My technology portfolio, likewise, is going through an extreme makeover. It’s an expensive month—so if the US economy improves, you can thank me—but I find I’m able to provide better input to customers if I, too, am on the bleeding edge of technology. So, as of the SharePoint Conference, here’s what I expect you’ll find me traveling with:
- Microsoft Surface. I managed to preorder my Surface before they ran out, and it should be in my office on Maui on Friday—a full week before I return, unfortunately—so I plan to find a launch event in London to check out the device first hand. With the information I gleaned about my iPad usage, I’m fairly confident I’ll be able to travel without my iPad (particularly on domestic and shorter trips); and to spend travel days and flights with only the Surface, thanks to its solid Mail app, Microsoft Office suite, and entertainment and social apps. I can’t wait to have such a slick device for both consuming and producing content.
- Lenovo ThinkPad W530. I coughed up and purchased a Lenovo ThinkPad W530 with a whopping 32GB of RAM (which, shockingly, was only $150 through Crucial). This beast will be my “demonstration and evaluation” system, used only for VMs, thanks to SharePoint’s beefed-up requirements. I hate the idea of lugging it around, but I hate more the idea of being at the mercy of cloud VMs and, more specifically, sketchy Internet connectivity to those VMs at events.
- Windows Phone 8. I’m truly torn between the Nokia Lumina 920, with its vastly superior camera and conjoined-twin-like relationship with Microsoft itself, or the HTC 8x, which is smaller and (to me, anyway), sexier.
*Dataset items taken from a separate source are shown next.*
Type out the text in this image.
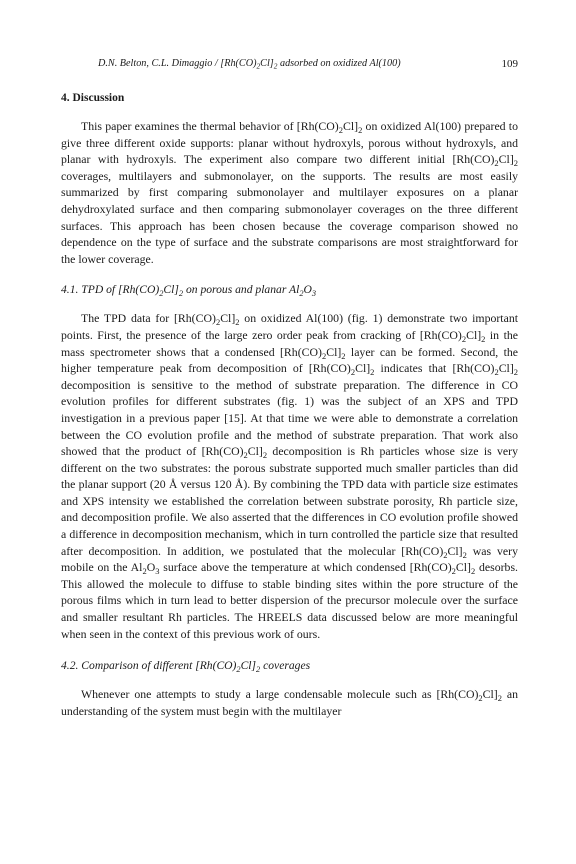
D.N. Belton, C.L. Dimaggio / $[Rh(CO)_2Cl]_2$ adsorbed on oxidized Al(100)	109
4. Discussion

This paper examines the thermal behavior of $[Rh(CO)_2Cl]_2$ on oxidized Al(100) prepared to give three different oxide supports: planar without hydroxyls, porous without hydroxyls, and planar with hydroxyls. The experiment also compare two different initial $[Rh(CO)_2Cl]_2$ coverages, multilayers and submonolayer, on the supports. The results are most easily summarized by first comparing submonolayer and multilayer exposures on a planar dehydroxylated surface and then comparing submonolayer coverages on the three different surfaces. This approach has been chosen because the coverage comparison showed no dependence on the type of surface and the substrate comparisons are most straightforward for the lower coverage.

4.1. TPD of $[Rh(CO)_2Cl]_2$ on porous and planar $Al_2O_3$

The TPD data for $[Rh(CO)_2Cl]_2$ on oxidized Al(100) (fig. 1) demonstrate two important points. First, the presence of the large zero order peak from cracking of $[Rh(CO)_2Cl]_2$ in the mass spectrometer shows that a condensed $[Rh(CO)_2Cl]_2$ layer can be formed. Second, the higher temperature peak from decomposition of $[Rh(CO)_2Cl]_2$ indicates that $[Rh(CO)_2Cl]_2$ decomposition is sensitive to the method of substrate preparation. The difference in CO evolution profiles for different substrates (fig. 1) was the subject of an XPS and TPD investigation in a previous paper [15]. At that time we were able to demonstrate a correlation between the CO evolution profile and the method of substrate preparation. That work also showed that the product of $[Rh(CO)_2Cl]_2$ decomposition is Rh particles whose size is very different on the two substrates: the porous substrate supported much smaller particles than did the planar support (20 Å versus 120 Å). By combining the TPD data with particle size estimates and XPS intensity we established the correlation between substrate porosity, Rh particle size, and decomposition profile. We also asserted that the differences in CO evolution profile showed a difference in decomposition mechanism, which in turn controlled the particle size that resulted after decomposition. In addition, we postulated that the molecular $[Rh(CO)_2Cl]_2$ was very mobile on the $Al_2O_3$ surface above the temperature at which condensed $[Rh(CO)_2Cl]_2$ desorbs. This allowed the molecule to diffuse to stable binding sites within the pore structure of the porous films which in turn lead to better dispersion of the precursor molecule over the surface and smaller resultant Rh particles. The HREELS data discussed below are more meaningful when seen in the context of this previous work of ours.

4.2. Comparison of different $[Rh(CO)_2Cl]_2$ coverages

Whenever one attempts to study a large condensable molecule such as $[Rh(CO)_2Cl]_2$ an understanding of the system must begin with the multilayer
I’m leaning towards the larger 920 because I can at least read text messages without my eyeglasses.
And, perhaps, at least for a few months, I might haul along
- Samsung Series 9 Ultrabook. At least initially, I will be bringing my ultrabook for when I need the full desktop experience. It’s possible I might even leave the ultrabook at home and take the Samsung Slate as my Windows 8 Desktop machine. But I’m not quite ready to go on a multi-week trip without some kind of super portable laptop. I wish I could justify getting a Lenovo Yoga, as several of my SharePoint colleagues including Eric Shupps are planning to do, or convert to the Surface Pro when it’s released. Honestly, I expect I’ll figure out how to live without a proper laptop during the winter.
- iPad mini. I think I will likely fork out for an iPad mini, just to survive the transition while Windows 8’s app store catches up. And to ensure people know I can truly appreciate a great device, even if it’s part of the People’s Republic of Apple. This device, too, I hope to be able to give to someone in my F-WAN early in 2013.
At home, I hope to replace my Windows Home Server device with a
- Lenovo ThinkCentre A720, about the sexiest home PC I’ve ever seen. This all-in-one sports a large touch screen, which as the center of my entertainment world would be excellent. It will run Windows 8 gloriously, rather than Windows Server 2012 Essentials. I expect that Windows 8, plus a component to provide remote access, will provide a more unified experience in my home. The Mediasonic storage enclosure will be one of the few devices to survive the overhaul, and will be attached to one of the A720’s USB 3.0 ports. The A720 can act as an external monitor for my laptop or surface when I’m home, as well. Yes, I saw the new iMacs but, honestly, for me they don’t hold a candle to this extraordinary Windows 8 showcase device. They also don’t seem to have the HDMI in capability of the Windows 8 all-in-ones I’m seeing.
So that’s the “technology stack” I’m looking at to support my work and what little personal life I can attain. There will be some F-WAN members and charities on Maui getting some solid tech donations over coming months.
I’ll see you in the airport security line! I’ll be the one delaying the carry-on screening!
See you at Connections, or, soon, the SharePoint Conference!